Wednesday 1 November
Pakistan fast bowler Shoaib Akhtar leaves the Pakistan Cricket Board head office after facing the three-member Anti-Doping Tribunal in Lahore. The tribunal has banned the 31 year-old 'Rawalpindi Express' from all international and domestic cricket for two years for using Nandrolone, a banned steroid. Fellow fast bowler, Mohammed Asif, 23, is also banned for one year for the same offence. The ban means the two fast bowlers would not be able to play in the World Cup to be held in the Caribbean in March-April. Shoaib and Asif tested positive last month in an internal dope test conducted by the PCB in the lead-up to the Champions Trophy in India, and the duo were immediately withdrawn from the biennial event. Both the bowlers faced a two-year ban under International Cricket Council (ICC) anti-doping regulations, but since they tested positive out of competition, the tribunal had the authority to reduce the length of the suspension, which was done in the case of Asif.

AP Photo/K M Chaudary

Monday 16 October
Only a day before playing their first match in the ICC Champions Trophy 2006, Pakistan cricket was rocked by a sensational dope scandal involving pace spearheads Shoaib Akhtar and Mohammad Asif who will not only miss the ongoing tournament but also run the risk of being banned for up to two years.
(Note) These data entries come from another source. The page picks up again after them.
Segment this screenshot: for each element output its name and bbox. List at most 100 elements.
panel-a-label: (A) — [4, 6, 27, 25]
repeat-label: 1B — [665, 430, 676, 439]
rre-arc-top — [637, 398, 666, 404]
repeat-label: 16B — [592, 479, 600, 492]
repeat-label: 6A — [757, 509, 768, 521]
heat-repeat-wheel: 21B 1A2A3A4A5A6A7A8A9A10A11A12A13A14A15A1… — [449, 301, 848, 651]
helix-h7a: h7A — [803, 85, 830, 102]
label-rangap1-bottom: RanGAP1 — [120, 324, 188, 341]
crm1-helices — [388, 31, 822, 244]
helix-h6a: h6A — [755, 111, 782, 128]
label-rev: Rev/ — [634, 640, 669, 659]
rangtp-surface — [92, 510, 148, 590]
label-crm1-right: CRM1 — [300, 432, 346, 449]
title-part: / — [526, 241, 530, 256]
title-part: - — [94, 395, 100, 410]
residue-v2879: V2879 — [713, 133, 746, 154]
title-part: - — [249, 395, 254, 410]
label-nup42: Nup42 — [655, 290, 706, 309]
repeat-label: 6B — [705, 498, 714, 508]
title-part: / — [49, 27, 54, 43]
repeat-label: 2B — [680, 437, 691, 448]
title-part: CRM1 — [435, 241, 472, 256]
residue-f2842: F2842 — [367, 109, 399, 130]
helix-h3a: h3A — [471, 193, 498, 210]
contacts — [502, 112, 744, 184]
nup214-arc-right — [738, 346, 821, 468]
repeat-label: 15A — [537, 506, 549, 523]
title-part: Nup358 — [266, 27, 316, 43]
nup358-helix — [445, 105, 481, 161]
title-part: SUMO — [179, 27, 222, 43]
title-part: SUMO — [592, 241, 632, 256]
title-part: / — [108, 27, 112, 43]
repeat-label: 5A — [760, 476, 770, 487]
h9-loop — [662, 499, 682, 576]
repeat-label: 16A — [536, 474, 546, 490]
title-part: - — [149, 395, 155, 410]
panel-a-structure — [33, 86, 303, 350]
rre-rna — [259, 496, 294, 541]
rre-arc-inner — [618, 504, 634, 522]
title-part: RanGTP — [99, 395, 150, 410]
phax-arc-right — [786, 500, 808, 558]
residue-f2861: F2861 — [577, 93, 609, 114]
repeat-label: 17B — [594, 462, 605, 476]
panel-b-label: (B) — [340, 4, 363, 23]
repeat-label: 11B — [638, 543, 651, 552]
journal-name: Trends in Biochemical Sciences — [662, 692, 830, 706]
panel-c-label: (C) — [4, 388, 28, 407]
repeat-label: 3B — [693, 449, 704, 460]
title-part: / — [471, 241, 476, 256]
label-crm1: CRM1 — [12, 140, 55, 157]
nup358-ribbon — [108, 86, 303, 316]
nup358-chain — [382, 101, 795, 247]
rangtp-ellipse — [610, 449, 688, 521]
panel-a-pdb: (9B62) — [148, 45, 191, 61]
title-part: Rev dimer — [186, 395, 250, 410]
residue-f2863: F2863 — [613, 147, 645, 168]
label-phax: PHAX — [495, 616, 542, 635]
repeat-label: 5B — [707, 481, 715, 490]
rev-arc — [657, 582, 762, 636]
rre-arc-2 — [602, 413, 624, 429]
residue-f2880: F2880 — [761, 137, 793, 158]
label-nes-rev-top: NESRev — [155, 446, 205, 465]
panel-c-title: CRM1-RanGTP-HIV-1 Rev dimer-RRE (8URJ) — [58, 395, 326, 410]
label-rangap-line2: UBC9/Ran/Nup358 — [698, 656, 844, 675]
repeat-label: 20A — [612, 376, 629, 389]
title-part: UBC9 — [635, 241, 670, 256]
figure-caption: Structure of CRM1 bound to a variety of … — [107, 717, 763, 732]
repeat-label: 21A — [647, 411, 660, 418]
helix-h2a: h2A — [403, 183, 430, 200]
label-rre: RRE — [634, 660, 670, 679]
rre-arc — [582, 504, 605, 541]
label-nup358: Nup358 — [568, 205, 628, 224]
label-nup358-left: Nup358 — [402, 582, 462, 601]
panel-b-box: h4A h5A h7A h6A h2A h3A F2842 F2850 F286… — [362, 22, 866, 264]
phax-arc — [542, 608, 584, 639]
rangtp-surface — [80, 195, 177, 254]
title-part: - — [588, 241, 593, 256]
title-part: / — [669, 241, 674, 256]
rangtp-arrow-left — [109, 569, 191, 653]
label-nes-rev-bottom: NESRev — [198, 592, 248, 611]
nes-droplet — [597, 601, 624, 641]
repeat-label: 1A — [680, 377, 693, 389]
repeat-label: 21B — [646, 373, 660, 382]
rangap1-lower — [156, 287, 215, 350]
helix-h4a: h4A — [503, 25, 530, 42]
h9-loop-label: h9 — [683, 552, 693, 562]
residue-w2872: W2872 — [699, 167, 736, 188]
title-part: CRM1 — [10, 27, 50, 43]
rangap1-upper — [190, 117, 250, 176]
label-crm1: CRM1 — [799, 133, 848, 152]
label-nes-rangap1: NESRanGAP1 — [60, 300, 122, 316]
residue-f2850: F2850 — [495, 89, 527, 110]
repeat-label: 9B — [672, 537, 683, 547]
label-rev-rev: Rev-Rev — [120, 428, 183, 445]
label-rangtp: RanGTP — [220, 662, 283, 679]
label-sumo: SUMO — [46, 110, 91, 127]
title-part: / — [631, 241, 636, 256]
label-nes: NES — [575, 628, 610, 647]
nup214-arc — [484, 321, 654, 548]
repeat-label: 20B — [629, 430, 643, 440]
Pakistan team manager Talat Ali has announced that both players tested positive for anabolic steroid nandrolone in an internal test conducted by Pakistan Cricket Board last month and have been withdrawn from the Champions Trophy. The Rawalpindi Express has claimed that he is innocent and that he had never knowingly taken any performance-enhancing drug, saying "the President of Pakistan has asked me not to comment in any detail at this stage and I want to respect his wishes". The latest incident has brought more embarrassment for Pakistan as it comes close on the heels of the ball-tampering row, the captaincy controversy and the sudden change of guard at PCB. This is also the second major dope scandal to hit international cricket after Australian spin great Shane Warne was tested positive for a diuretic just before the start of the 2003 World Cup.